CT (computed tomography) scanning is a diagnostic tool used to look at various parts of the body, especially those made of bone (including joints), air (including lungs and the nose), and some soft tissue structures, particularly those with a blood supply. CT scanning is used commonly in people, and we use it extensively at North Downs Specialist Referrals. It uses X-rays to produce an image – these are the same X-rays that produce the X-ray images that you may well be familiar with (called radiographs)
CT works by using a continuous beam of X-rays which spins around in a doughnut shaped support called a gantry. The ‘tube head’, which produces the X-ray beam, can spin very quickly, taking as little as half a second to completely circle around the patient. While this is happening, the patient, who is lying on a couch or table, can be moved through the gantry by electronically moving the table top. Each spin of the X-ray tube around the patient in the scanner builds up slices of X-ray images.
After this information is obtained, powerful computers use complex software to produce images that we can recognise and interpret. Interpretation of the hundreds of slices of information, which are obtained for every patient, takes considerable time and expertise.
CT scanning has a number of advantages over both conventional X-ray radiography and some other ways of imaging patients:
- Because it produces slices which are cross-sections of the patient, CT scanning removes superimposition by overlying structures, making interpretation of complex parts of the body a lot easier, hence allowing us to make more difficult diagnoses. By contrast, X-ray radiography effectively takes an image as a semi-transparent ‘shadow’, and structures are seen superimposed on top of each other, making it more difficult to interpret any abnormalities.
- An advantage that CT has over all other imaging modalities is that the slices can be added together electronically to give much thicker slices. In this way, we often see small abnormalities that might otherwise have been missed (by improving something called ‘signal to noise ratio’ for those who are interested!).
- As opposed to MRI scanning, the slices from a CT scan can be electronically stacked up in any direction, allowing the radiologist (the imaging Specialist vet) to manipulate the images and effectively, reconstruct, the tissues. This can often help surgeons to understand disease better, as they can have a more three dimensional ‘surgeon’s eye view’ of the abnormalities.
What is CT used for at North Downs Specialist Referrals?
At NDSR, CT scanning is most often used for examining noses, lungs, the contents of the abdomen, and bones. CT has revolutionised the way the veterinary profession looks at problems within complicated joints such as the elbow, for example.

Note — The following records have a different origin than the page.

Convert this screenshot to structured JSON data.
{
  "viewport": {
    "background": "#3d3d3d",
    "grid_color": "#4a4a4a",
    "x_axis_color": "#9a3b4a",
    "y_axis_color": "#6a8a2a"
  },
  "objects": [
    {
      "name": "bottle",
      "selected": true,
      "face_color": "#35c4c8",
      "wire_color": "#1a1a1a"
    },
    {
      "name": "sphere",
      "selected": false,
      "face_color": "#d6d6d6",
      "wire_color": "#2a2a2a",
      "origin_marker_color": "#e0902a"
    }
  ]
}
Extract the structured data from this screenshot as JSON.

Here are some examples of how useful CT can be:
CT scanning is particularly useful at looking at complex joints (those that are difficult to fully assess with normal X-rays, or are composed of more than two bones). CT is used extensively to evaluate the elbow joint, as it is notoriously difficult to assess by radiography.

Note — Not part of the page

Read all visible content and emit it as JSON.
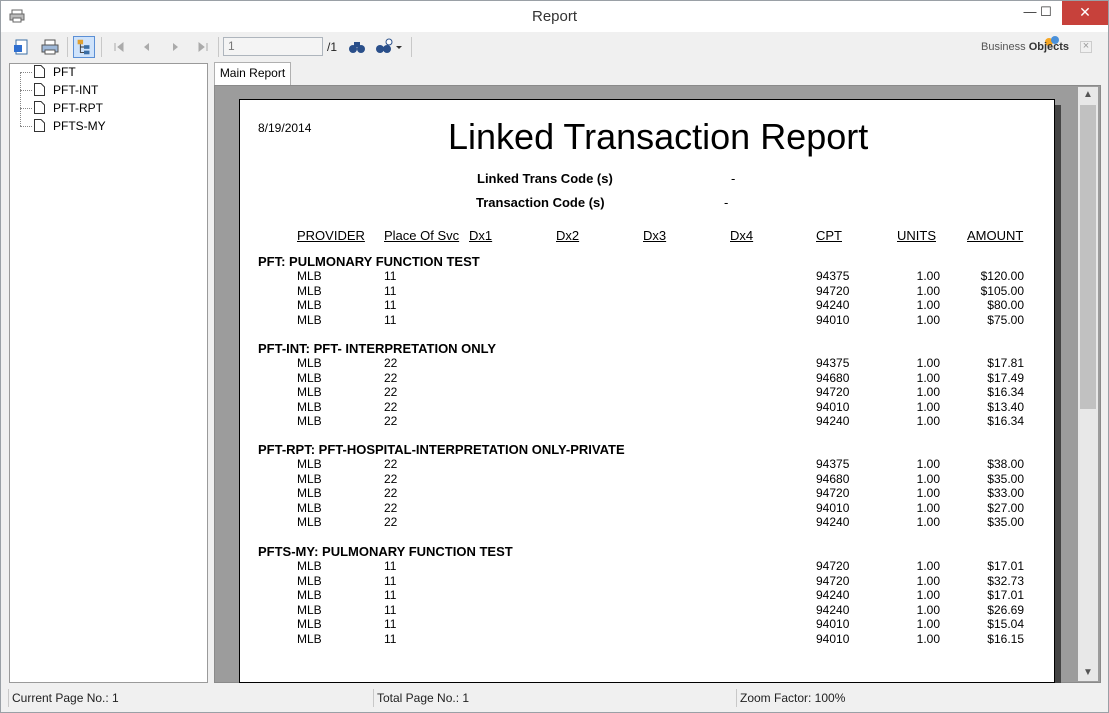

CT scanning has largely replaced normal X-rays for looking at diseases of the nose. This is because normal X-rays are not very sensitive at looking at nasal disease (that means they often miss the disease that is present) and even worse, can often suggest disease is present when it is not. Nasal cancer is often assessed by CT, in addition to a host of other diseases such as fungal infections, cysts etc.
CT scanning is extremely useful at looking at the chest, particularly for those structures filled with air (the lungs and the windpipe or trachea). It has revolutionised the way we detect diseases that may have been very difficult to assess on normal X-rays.
CT scanning is very useful for looking at soft tissues within the abdomen because it is quick (much faster than MRI) and is able to spot changes that can be seen after contrast (dye) is injected (see above). Using contrast agent is very useful for looking at abnormal blood vessels in the abdomen, such as those seen in a condition called a portosystemic (liver) shunt (see our Portosystemic Shunts Information Sheet), as well as for many other diseases.